For Fassbinder, the development of his characters takes on an unrestricted intimacy that is bracing. The act of ablution is made into an experience of cleansing that transcends bodily limitations. Ali is framed, naked, washing himself, and Fassbinder, capturing his naked lover, lends the character and actor portraying him a nearly embarrassing genuine love that surpasses the utilitarian concepts of filmmaking that are as surely used as a man's legs in a brusque gait. Shot in fifteen days on a small budget, between two much larger productions, Ali: Fear Eats the Soul is a redoubtable case of a writer-director squeezing more distilled pathos and integrity out of a “small” film than many “big” ones. The long, almost intermittent stretches of silence, in which life itself seems paused for Ali Emmi, makes the racial tensions both more invisible and present all at once.
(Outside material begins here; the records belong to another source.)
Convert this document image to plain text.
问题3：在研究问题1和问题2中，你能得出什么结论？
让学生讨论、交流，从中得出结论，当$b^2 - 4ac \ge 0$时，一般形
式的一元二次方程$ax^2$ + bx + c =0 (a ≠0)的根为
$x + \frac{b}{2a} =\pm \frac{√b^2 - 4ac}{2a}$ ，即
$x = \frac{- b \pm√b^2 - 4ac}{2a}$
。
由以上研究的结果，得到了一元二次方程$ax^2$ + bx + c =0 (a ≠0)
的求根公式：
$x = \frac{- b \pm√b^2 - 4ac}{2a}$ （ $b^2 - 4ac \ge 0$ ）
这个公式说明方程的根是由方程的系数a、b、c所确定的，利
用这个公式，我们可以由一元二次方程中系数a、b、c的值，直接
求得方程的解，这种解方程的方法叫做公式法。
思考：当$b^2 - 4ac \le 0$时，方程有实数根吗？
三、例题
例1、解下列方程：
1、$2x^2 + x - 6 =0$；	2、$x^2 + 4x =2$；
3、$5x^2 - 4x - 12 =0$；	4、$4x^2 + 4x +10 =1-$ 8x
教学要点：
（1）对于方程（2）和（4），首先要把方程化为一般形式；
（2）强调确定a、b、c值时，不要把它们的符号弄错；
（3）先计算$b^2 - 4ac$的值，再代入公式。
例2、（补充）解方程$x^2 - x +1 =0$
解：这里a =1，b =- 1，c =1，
Defined by his appearance, Ali is gradually accepted by the very women who had earlier feigned repulsion at the mere thought of him. In an extension of the showering scenes, Fassbinder comments on the fetishism of the exotic, as a small circle of German women beam, each happily caressing and gripping the muscular biceps and triceps he possesses. This fetishism of the other is made purposefully whole, as Emmi herself routinely describes her husband as featuring a “foreign mentality”—which is certainly not untrue.
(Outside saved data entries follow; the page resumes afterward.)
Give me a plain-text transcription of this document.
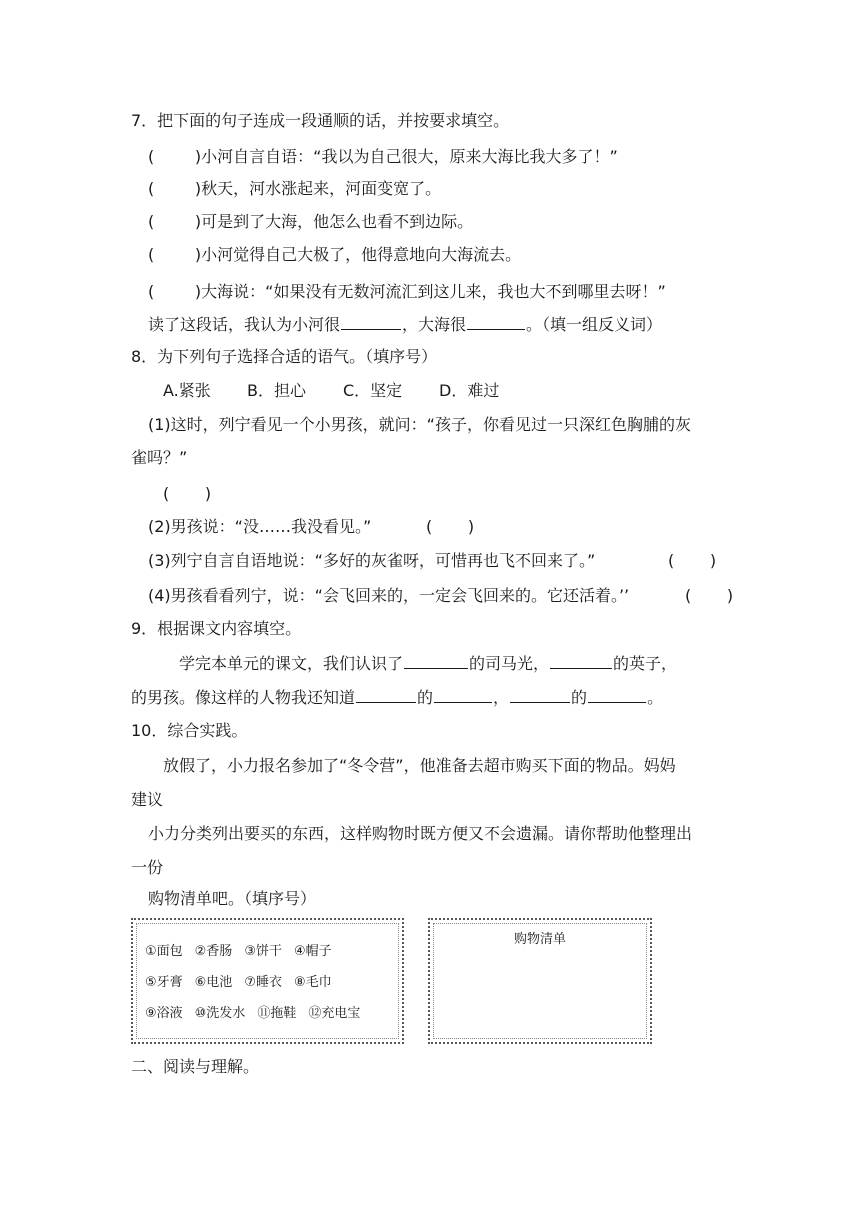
7．把下面的句子连成一段通顺的话，并按要求填空。
(        )小河自言自语：“我以为自己很大，原来大海比我大多了！”
(        )秋天，河水涨起来，河面变宽了。
(        )可是到了大海，他怎么也看不到边际。
(        )小河觉得自己大极了，他得意地向大海流去。
(        )大海说：“如果没有无数河流汇到这儿来，我也大不到哪里去呀！”
读了这段话，我认为小河很	，大海很	。（填一组反义词）
8．为下列句子选择合适的语气。（填序号）
A.紧张 B．担心 C．坚定 D．难过
(1)这时，列宁看见一个小男孩，就问：“孩子，你看见过一只深红色胸脯的灰
雀吗？”
(       )
(2)男孩说：“没……我没看见。”	(       )
(3)列宁自言自语地说：“多好的灰雀呀，可惜再也飞不回来了。”	(       )
(4)男孩看看列宁，说：“会飞回来的，一定会飞回来的。它还活着。’’	(       )
9．根据课文内容填空。
学完本单元的课文，我们认识了	的司马光，	的英子，
的男孩。像这样的人物我还知道	的	，	的	。
10．综合实践。
放假了，小力报名参加了“冬令营”，他准备去超市购买下面的物品。妈妈
建议
小力分类列出要买的东西，这样购物时既方便又不会遗漏。请你帮助他整理出
一份
购物清单吧。（填序号）
①面包 ②香肠 ③饼干 ④帽子
⑤牙膏 ⑥电池 ⑦睡衣 ⑧毛巾
⑨浴液 ⑩洗发水 ⑪拖鞋 ⑫充电宝
购物清单
二、阅读与理解。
From approximately 1955 to 1973, Arab workers were immigrating to Germany to fill the vacuum of manual labor in the great postwar German economic recovery and boom. Invited in to work, these foreigners often found themselves marginalized by a society whose leadership had requested their presence. Creating social commentary out of the already ripe tale of volition and romance Sirk had etched less than twenty years earlier, Fassbinder's film remains abundantly relevant. Yet in some ways more importantly, this motion picture remains most incendiary in its discomfited self-contained vicinity—its wonderful insistence to tell a complete, human story about two people with all of their unsentimental flaws. Ali strays from Emmi and resorts to rendezvous with the blonde barmaid who dared him to connect with the older woman. The blonde provides Ali with two things his wife cannot, his favorite dish couscous and sex. Coworkers of Ali's are cruel toward Emmi when she visits him at work, asking Ali, “Is that your grandmother?” Nevertheless, through everything Ali and Emmi sustain their great love. Fassbinder's patient, watchful camera captures every last delicate moment, and takes the frighteningly personal viewpoint, which is always more perilous. It is from here he paints with the colors of those framing objects that create gorgeous portals through which to view Ali and Emmi through their many experiences with one another. Again and again, primary colors are utilized, always, it would seem, to italicize the primary urges, desires and needs these two characters so trenchantly carry with them.